The plot above shows that the predicted peaks (blue) of the models occur in similar positions, using either the each or end representations of the data.

Next we compute the difference between predicted peak positions:

peaks.dt <- segs.dt[status=="peak"]
peaks.dt[, peak.i := rep(1:2, l=.N)]
peak.pos.tall <- melt(
  peaks.dt,
  measure.vars=c("chromStart", "chromEnd"))
peak.pos.wide <- dcast(
  peak.pos.tall,
  experiment + variable + peak.i ~ bases.counted)
peak.pos.wide[, diff.bases := abs(each-end)]
read.size.panel <- "each"
bases.max.dt <- seq.dt[, .(max.count=max(count)), by=list(bases.counted)]
read.size.y <- bases.max.dt[
  read.size.panel, max.count, on=list(bases.counted)]
diff.panel <- "end"
diff.y <- bases.max.dt[
  diff.panel, max.count, on=list(bases.counted)]
diff.y <- Inf
diff.vjust <- 1.1
if(require(ggplot2)){
gg.model+
  geom_text(aes(
    chromStart/1e3, read.size.y, label=sprintf(
      "Median read size:\n%.0f bases",
      median.bases)),
    hjust=0,
    vjust=1,
    data=data.table(experiments, bases.counted=read.size.panel))+
  geom_text(aes(
    end/1e3, diff.y,
    label=diff.bases,
    color=data.type),
    data=data.table(
      bases.counted=diff.panel,
      data.type="model",
      peak.pos.wide),
    vjust=diff.vjust,
    hjust=0)+
  geom_text(aes(
    chromStart/1e3, diff.y,
    label="Peak position\ndifference in bases:",
    color=data.type,
  ),
  hjust=0,
  vjust=diff.vjust,
  data=data.table(
    data.type="model",
    bases.counted=diff.panel,
    experiments["H3K36me3", on=list(experiment)]))
}
#> Warning: Transformation introduced infinite values in continuous y-axis

plot of chunk unnamed-chunk-8

In the plot above the blue numbers show the differences (in bases) between the top and bottom panel peak predictions.
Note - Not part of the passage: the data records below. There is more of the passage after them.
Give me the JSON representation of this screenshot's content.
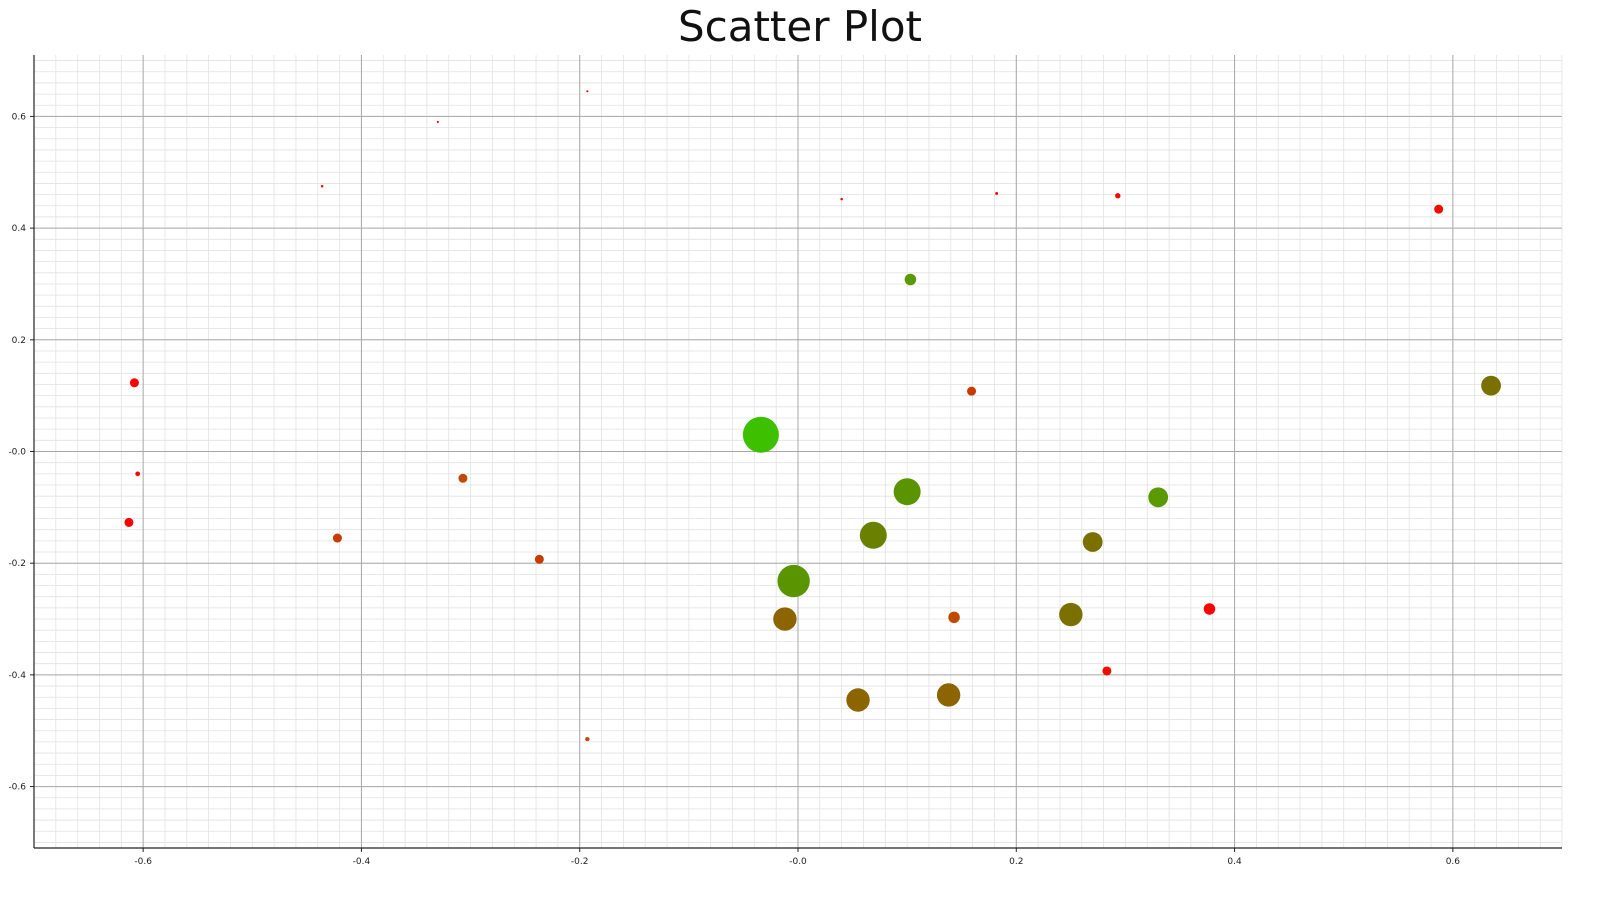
{
  "chart_data": {
    "type": "scatter",
    "title": "Scatter Plot",
    "xlabel": "",
    "ylabel": "",
    "xlim": [
      -0.7,
      0.7
    ],
    "ylim": [
      -0.71,
      0.71
    ],
    "grid": true,
    "minor_grid": true,
    "x_ticks": [
      -0.6,
      -0.4,
      -0.2,
      0.0,
      0.2,
      0.4,
      0.6
    ],
    "x_tick_labels": [
      "-0.6",
      "-0.4",
      "-0.2",
      "-0.0",
      "0.2",
      "0.4",
      "0.6"
    ],
    "y_ticks": [
      0.6,
      0.4,
      0.2,
      0.0,
      -0.2,
      -0.4,
      -0.6
    ],
    "y_tick_labels": [
      "0.6",
      "0.4",
      "0.2",
      "-0.0",
      "-0.2",
      "-0.4",
      "-0.6"
    ],
    "points": [
      {
        "x": -0.193,
        "y": 0.645,
        "size": 0.6,
        "color": "#ff0000"
      },
      {
        "x": -0.33,
        "y": 0.59,
        "size": 0.6,
        "color": "#ff0000"
      },
      {
        "x": -0.436,
        "y": 0.475,
        "size": 0.7,
        "color": "#ff0000"
      },
      {
        "x": 0.04,
        "y": 0.452,
        "size": 0.7,
        "color": "#ff0000"
      },
      {
        "x": 0.182,
        "y": 0.462,
        "size": 0.8,
        "color": "#ff0000"
      },
      {
        "x": 0.293,
        "y": 0.458,
        "size": 1.5,
        "color": "#f20a00"
      },
      {
        "x": 0.587,
        "y": 0.434,
        "size": 2.5,
        "color": "#f20a00"
      },
      {
        "x": 0.103,
        "y": 0.308,
        "size": 3.2,
        "color": "#5a9a00"
      },
      {
        "x": -0.608,
        "y": 0.123,
        "size": 2.5,
        "color": "#ff0000"
      },
      {
        "x": 0.159,
        "y": 0.108,
        "size": 2.5,
        "color": "#c83a00"
      },
      {
        "x": 0.635,
        "y": 0.118,
        "size": 5.5,
        "color": "#7a7000"
      },
      {
        "x": -0.034,
        "y": 0.03,
        "size": 10.0,
        "color": "#3cc000"
      },
      {
        "x": -0.605,
        "y": -0.04,
        "size": 1.3,
        "color": "#f00a00"
      },
      {
        "x": -0.307,
        "y": -0.048,
        "size": 2.5,
        "color": "#c04a00"
      },
      {
        "x": 0.1,
        "y": -0.072,
        "size": 7.5,
        "color": "#5a9400"
      },
      {
        "x": 0.33,
        "y": -0.082,
        "size": 5.5,
        "color": "#5a9a00"
      },
      {
        "x": -0.613,
        "y": -0.127,
        "size": 2.5,
        "color": "#ff0000"
      },
      {
        "x": -0.422,
        "y": -0.155,
        "size": 2.5,
        "color": "#c83a00"
      },
      {
        "x": 0.069,
        "y": -0.15,
        "size": 7.5,
        "color": "#6a8000"
      },
      {
        "x": 0.27,
        "y": -0.162,
        "size": 5.5,
        "color": "#7a7000"
      },
      {
        "x": -0.237,
        "y": -0.193,
        "size": 2.5,
        "color": "#c83a00"
      },
      {
        "x": -0.004,
        "y": -0.232,
        "size": 9.0,
        "color": "#5a9400"
      },
      {
        "x": 0.377,
        "y": -0.282,
        "size": 3.2,
        "color": "#ff0000"
      },
      {
        "x": -0.012,
        "y": -0.3,
        "size": 6.5,
        "color": "#8c6400"
      },
      {
        "x": 0.143,
        "y": -0.297,
        "size": 3.2,
        "color": "#c04a00"
      },
      {
        "x": 0.25,
        "y": -0.292,
        "size": 6.5,
        "color": "#7a7000"
      },
      {
        "x": 0.283,
        "y": -0.393,
        "size": 2.5,
        "color": "#f00a00"
      },
      {
        "x": 0.055,
        "y": -0.445,
        "size": 6.5,
        "color": "#8c6400"
      },
      {
        "x": 0.138,
        "y": -0.436,
        "size": 6.5,
        "color": "#8c6400"
      },
      {
        "x": -0.193,
        "y": -0.515,
        "size": 1.2,
        "color": "#c04a00"
      }
    ]
  }
}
It is clear that the peak predictions are highly consistent between the each/end representations, with variation on the order of read size (100 bases).

Overall these results indicate that the peak detection algorithm is highly robust to the spatial correlation that is present in typical ChIP-seq coverage profile data.